Member of the General Council
- In office 1953–1957
- Constituency: South

Personal details
- Born: 17 May 1914 Nouméa, New Caledonia
- Died: 2 July 1984 (aged 70) Nouméa, New Caledonia

= Elie Solier =

New Caledonian lawyer and politician (1914–1984)

Elie Emile William Auguste Solier (17 May 1914 – 2 July 1984) was a New Caledonian lawyer and politician. He was a member of the General Council from 1953 to 1957.

==Biography==
Solier was born in Nouméa in 1914 to Emile Marius Basile Solier and Claire Hilda Hodgson. He attended university in France, where he studied law. Returning to New Caledonia, he became one of the leading lawyers in the territory, and began serving as a magistrate. He married Winnifred Violetta Nicholls in 1937, with whom he had three children.

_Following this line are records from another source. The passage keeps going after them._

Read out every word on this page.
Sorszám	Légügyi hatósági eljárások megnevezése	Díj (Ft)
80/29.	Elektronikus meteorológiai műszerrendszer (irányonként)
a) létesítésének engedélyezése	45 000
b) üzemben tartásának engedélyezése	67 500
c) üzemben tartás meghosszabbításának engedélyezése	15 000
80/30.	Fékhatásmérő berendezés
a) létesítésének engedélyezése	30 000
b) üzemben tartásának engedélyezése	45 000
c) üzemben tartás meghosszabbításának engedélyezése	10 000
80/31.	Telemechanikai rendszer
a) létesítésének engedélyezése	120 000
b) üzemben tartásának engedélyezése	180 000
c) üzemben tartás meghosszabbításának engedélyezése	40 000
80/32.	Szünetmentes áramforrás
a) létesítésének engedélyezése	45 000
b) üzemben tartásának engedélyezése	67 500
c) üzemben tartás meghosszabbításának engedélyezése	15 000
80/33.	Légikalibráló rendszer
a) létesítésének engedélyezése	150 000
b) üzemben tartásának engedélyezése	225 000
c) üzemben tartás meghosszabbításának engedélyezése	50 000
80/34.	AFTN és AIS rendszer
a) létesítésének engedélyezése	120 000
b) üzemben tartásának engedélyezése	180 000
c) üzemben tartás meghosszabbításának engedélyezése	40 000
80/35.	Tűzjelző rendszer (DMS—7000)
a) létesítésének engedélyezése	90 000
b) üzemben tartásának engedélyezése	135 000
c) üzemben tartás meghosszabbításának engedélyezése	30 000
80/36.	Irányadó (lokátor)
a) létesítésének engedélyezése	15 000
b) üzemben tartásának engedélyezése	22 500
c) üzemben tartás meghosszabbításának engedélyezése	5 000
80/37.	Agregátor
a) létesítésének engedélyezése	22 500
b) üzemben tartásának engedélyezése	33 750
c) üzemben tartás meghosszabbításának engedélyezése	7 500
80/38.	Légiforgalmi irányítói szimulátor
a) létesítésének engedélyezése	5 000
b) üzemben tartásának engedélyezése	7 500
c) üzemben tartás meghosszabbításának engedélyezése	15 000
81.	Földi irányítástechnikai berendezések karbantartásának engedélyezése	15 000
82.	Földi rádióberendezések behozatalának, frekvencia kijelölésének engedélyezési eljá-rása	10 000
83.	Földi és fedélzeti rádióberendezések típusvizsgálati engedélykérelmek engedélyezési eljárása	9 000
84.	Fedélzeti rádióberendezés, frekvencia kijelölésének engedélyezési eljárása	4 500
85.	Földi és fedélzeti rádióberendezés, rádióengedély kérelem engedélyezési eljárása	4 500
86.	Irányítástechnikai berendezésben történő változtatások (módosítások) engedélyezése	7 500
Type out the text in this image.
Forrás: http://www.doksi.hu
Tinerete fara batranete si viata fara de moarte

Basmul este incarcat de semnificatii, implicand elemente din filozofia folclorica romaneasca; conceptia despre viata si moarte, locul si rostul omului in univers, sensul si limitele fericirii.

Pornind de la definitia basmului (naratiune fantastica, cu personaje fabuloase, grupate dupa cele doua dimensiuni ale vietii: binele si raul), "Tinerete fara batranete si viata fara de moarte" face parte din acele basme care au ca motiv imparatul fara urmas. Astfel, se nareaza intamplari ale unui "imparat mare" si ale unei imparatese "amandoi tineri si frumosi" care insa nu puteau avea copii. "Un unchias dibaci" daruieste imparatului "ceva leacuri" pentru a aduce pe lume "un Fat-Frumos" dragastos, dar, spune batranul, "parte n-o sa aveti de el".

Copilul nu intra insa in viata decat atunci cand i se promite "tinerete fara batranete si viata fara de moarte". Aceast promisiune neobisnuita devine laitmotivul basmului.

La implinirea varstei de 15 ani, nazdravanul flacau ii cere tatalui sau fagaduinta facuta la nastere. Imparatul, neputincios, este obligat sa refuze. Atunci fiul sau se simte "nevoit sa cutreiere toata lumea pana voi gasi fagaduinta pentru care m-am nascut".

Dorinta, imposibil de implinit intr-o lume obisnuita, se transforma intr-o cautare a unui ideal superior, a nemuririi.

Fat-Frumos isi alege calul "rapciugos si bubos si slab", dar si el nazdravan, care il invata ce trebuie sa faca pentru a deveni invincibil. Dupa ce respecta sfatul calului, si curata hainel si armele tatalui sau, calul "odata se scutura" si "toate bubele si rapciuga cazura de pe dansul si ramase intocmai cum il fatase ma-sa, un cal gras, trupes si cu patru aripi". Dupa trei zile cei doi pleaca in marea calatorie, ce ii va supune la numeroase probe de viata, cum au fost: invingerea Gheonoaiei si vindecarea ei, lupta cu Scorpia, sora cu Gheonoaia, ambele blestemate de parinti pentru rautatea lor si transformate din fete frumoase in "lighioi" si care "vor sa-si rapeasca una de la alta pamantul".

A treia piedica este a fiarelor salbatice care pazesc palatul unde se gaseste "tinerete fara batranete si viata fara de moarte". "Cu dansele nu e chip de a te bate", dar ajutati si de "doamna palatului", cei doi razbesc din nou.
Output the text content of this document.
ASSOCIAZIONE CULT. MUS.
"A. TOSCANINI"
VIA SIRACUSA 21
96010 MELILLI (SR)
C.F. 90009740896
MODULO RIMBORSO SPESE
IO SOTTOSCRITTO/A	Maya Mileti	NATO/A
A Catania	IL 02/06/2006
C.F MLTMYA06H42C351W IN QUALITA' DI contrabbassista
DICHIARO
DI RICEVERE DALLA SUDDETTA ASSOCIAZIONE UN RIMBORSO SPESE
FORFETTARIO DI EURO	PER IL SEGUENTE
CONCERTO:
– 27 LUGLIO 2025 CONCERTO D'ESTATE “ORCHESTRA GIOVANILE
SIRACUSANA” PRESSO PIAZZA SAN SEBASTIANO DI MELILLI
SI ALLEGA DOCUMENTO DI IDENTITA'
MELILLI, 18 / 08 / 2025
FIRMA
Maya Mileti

During World War II he helped oust the pro-Vichy administration in 1940. In May 1942 he and several other key figures fell out with Georges Thierry d'Argenlieu, a visiting representative of Charles de Gaulle, resulting in him being deported to Walpole Island alongside Governor Henri Sautot. However, they were returned to New Caledonia shortly afterwards following protests.

In 1953 he was elected to the General Council from the South constituency as part of the Bonneaud group, serving until the 1957 elections. In the same year he and Winnifred divorced and he married Odette Antoinette Augustine Antoniou, with whom he had a daughter.

He died in Nouméa in July 1984 at the age of 70.